Multi line extraction based on condition

reldb · July 21, 2014, 3:05am

Hi

I have some data in a file as below

******************************
Class 1A
Students absent are :
1. ABC
2. CDE
3. CPE

******************************
Class 2A
Students absent are :

******************************
Class 3A
Students absent are :

******************************
Class 17ACF
Students absent are :
1. ABCD
2. XYZ

From this file i just need to fetch/extract the data where ever there is some value for Students absent
Class name is dynamic and no of absent students are also dynamic
E.g. Output should look like

******************************
Class 1A
Students absent are :
1. ABC
2. CDE
3. CPE

******************************
Class 17ACF
Students absent are :
1. ABCD
2. XYZ

Pls help how could i do it via simple command or a script.

Thanks in advance
rel

bakunin · July 21, 2014, 11:08am

I suggest you read the man page of "grep" and find out what this utility can do for you. The man page is - like any other man page - accessible via

man grep

If you need to count lines you might want to give the "-c" options some special attention.

I hope this helps.

bakunin

DHeisenberg · July 21, 2014, 12:34pm

Hi reldb,
I can quickly give you an algorithm to this. Just convert it into unix code and make use of grep command for searching patterns.
create two temporary files file1.txt and file2.txt

scount=0
while read k
do

    if [ line starts with Class ]
    then
        put the line into a file1.txt
    
    elif [ line starts with Students ]
    then
        append the line into file1.txt
    
    elif [ line starts with a number ]
        scount+=1
        append the line into file1.txt
    elif [line is empty and scount >=1 ]
    then
        insert an empty line into file1.txt
        insert ****** into file1.txt
        append file1.txt data to file2.txt
        empty file1.txt
        scount=0
    elif [ line is empty and scount=0 ]
    then
        empty the file1.txt
    fi
done <"Sourcefile.txt"

The above could be used assuming the structure of your source file remains the same as you have provided.

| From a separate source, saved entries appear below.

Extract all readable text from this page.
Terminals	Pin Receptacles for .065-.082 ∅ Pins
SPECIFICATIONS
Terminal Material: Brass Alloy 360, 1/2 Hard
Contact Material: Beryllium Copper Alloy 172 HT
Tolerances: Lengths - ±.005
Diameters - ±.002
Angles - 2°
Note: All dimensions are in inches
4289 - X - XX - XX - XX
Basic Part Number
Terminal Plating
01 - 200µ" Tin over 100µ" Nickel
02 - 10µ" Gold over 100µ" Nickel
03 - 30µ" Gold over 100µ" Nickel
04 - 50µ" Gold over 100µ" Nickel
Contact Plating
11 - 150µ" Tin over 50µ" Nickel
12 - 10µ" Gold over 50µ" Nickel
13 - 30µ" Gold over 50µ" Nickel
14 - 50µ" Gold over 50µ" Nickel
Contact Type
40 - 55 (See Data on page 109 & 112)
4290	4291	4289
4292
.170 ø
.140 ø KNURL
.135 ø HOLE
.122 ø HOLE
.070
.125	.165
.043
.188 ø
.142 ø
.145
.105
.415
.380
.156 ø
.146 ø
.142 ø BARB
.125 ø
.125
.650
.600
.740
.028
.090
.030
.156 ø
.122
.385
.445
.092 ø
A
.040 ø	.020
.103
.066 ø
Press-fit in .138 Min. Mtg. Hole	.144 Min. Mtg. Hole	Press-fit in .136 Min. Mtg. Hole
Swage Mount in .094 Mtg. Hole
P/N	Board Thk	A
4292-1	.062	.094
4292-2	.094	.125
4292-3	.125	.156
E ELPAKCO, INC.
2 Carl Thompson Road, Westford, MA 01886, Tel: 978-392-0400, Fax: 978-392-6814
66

RudiC · July 21, 2014, 1:55pm

You should have shown us what your attempts were. Anyhow, try

awk     '/\*\*\*/               {if (CNT>4) for (i=1;i<=CNT;i++) print T; CNT=0}
                                {T[++CNT]=$0}
         END                    {if (CNT>4) for (i=1;i<=CNT;i++) print T}
        '  file
******************************
Class 1A
Students absent are :
1. ABC
2. CDE
3. CPE

******************************
Class 17ACF
Students absent are :
1. ABCD
2. XYZ

EDIT: This was nice but it didn't quite satisfy your spec:

awk'(A=gsub (/\n/, "&"))>4||A==0' RS="*" ORS="*" file
******************************
Class 1A
Students absent are :
1. ABC
2. CDE
3. CPE

****************************************************************************************
Class 17ACF
Students absent are :
1. ABCD
2. XYZ
*

reldb · July 26, 2014, 5:36am

DHeisenberg - Thanks for suggestion. I wrote a program on similar patter in java and it is working perfectly fine.

RudiC - Thanks for your suggestion, Below one worked fine. (got some error in 2nd suggestion with live data)

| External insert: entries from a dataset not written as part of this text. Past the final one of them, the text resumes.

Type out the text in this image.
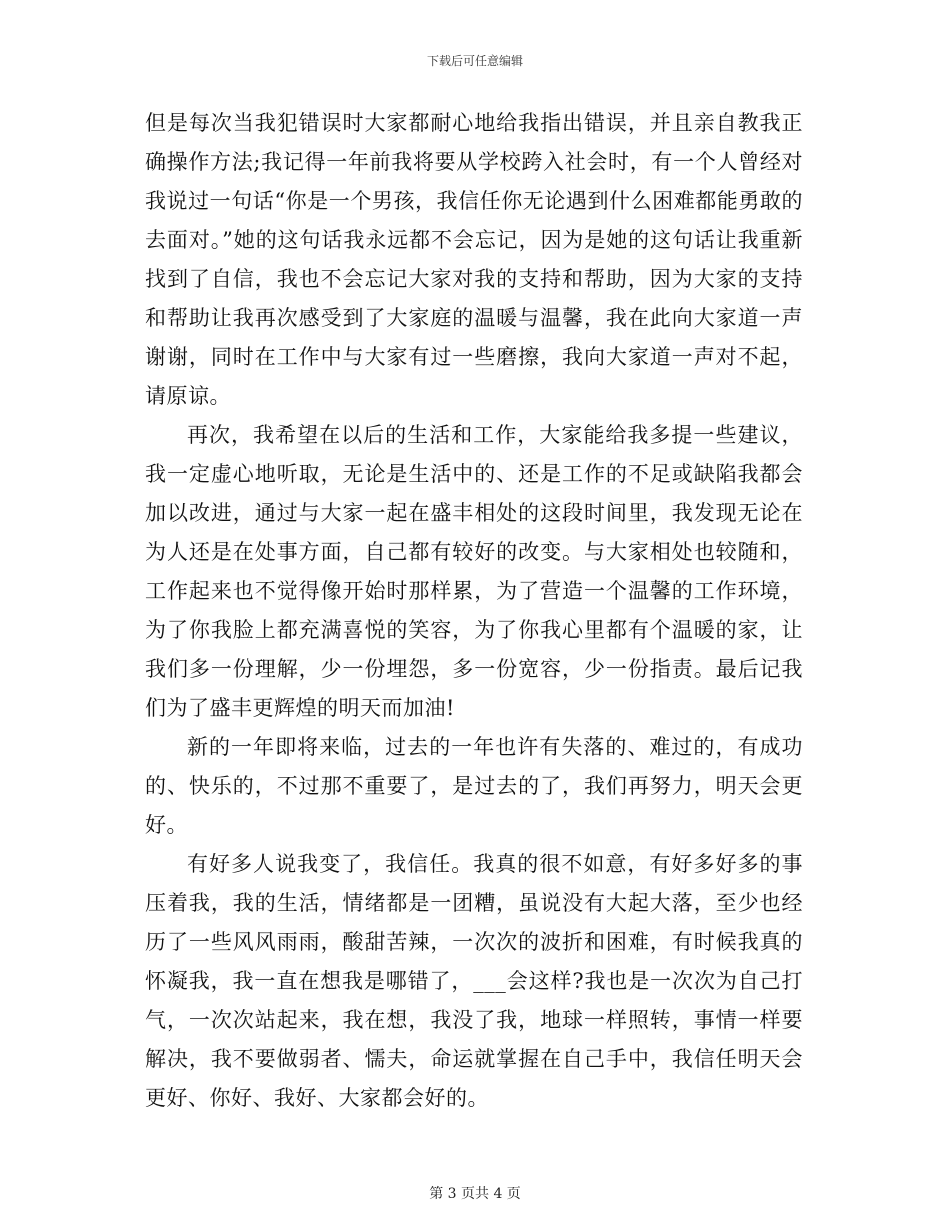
下载后可任意编辑

但是每次当我犯错误时大家都耐心地给我指出错误，并且亲自教我正确操作方法;我记得一年前我将要从学校跨入社会时，有一个人曾经对我说过一句话“你是一个男孩，我信任你无论遇到什么困难都能勇敢的去面对。”她的这句话我永远都不会忘记，因为是她的这句话让我重新找到了自信，我也不会忘记大家对我的支持和帮助，因为大家的支持和帮助让我再次感受到了大家庭的温暖与温馨，我在此向大家道一声谢谢，同时在工作中与大家有过一些磨擦，我向大家道一声对不起，请原谅。

再次，我希望在以后的生活和工作，大家能给我多提一些建议，我一定虚心地听取，无论是生活中的、还是工作的不足或缺陷我都会加以改进，通过与大家一起在盛丰相处的这段时间里，我发现无论在为人还是在处事方面，自己都有较好的改变。与大家相处也较随和，工作起来也不觉得像开始时那样累，为了营造一个温馨的工作环境，为了你我脸上都充满喜悦的笑容，为了你我心里都有个温暖的家，让我们多一份理解，少一份埋怨，多一份宽容，少一份指责。最后记我们为了盛丰更辉煌的明天而加油!

新的一年即将来临，过去的一年也许有失落的、难过的，有成功的、快乐的，不过那不重要了，是过去的了，我们再努力，明天会更好。

有好多人说我变了，我信任。我真的很不如意，有好多好多的事压着我，我的生活，情绪都是一团糟，虽说没有大起大落，至少也经历了一些风风雨雨，酸甜苦辣，一次次的波折和困难，有时候我真的怀凝我，我一直在想我是哪错了，___会这样?我也是一次次为自己打气，一次次站起来，我在想，我没了我，地球一样照转，事情一样要解决，我不要做弱者、懦夫，命运就掌握在自己手中，我信任明天会更好、你好、我好、大家都会好的。

第 3 页共 4 页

awk     '/\*\*\*/               {if (CNT>4) for (i=1;i<=CNT;i++) print T; CNT=0}
                                {T[++CNT]=$0}
         END                    {if (CNT>4) for (i=1;i<=CNT;i++) print T}
        '  file

I have couple of question to understand it better and use it for other future requirement as well.

/\*\*\*/ is extracting the paragraph based on *** pattern and then based on number of line/rows count result is getting printed.
Instead of counting the number of lines if i want to check in this paragraph if any line starts with a number(.) then print it (kind of true or false logic) then how to do
I couldn't understand the logic of print 2 times (one before end and other after end with similar logic) even though final output is only once.

Thanks

MadeInGermany · July 26, 2014, 11:17am

You need another condition plus another variable.
This one uses a string to store the line (simpler than an array).

awk '
$1~/\*\*\*/ {if (c>0) print buf; c=0; buf=$0; next}
{buf=buf RS $0}
$1~/[0-9]+\./ {c++}
END {if (c>0) print buf}
' file

Because it prints only at the *** lines, and your example does not end with it, you need another print at the end, otherwise your last section is never printed.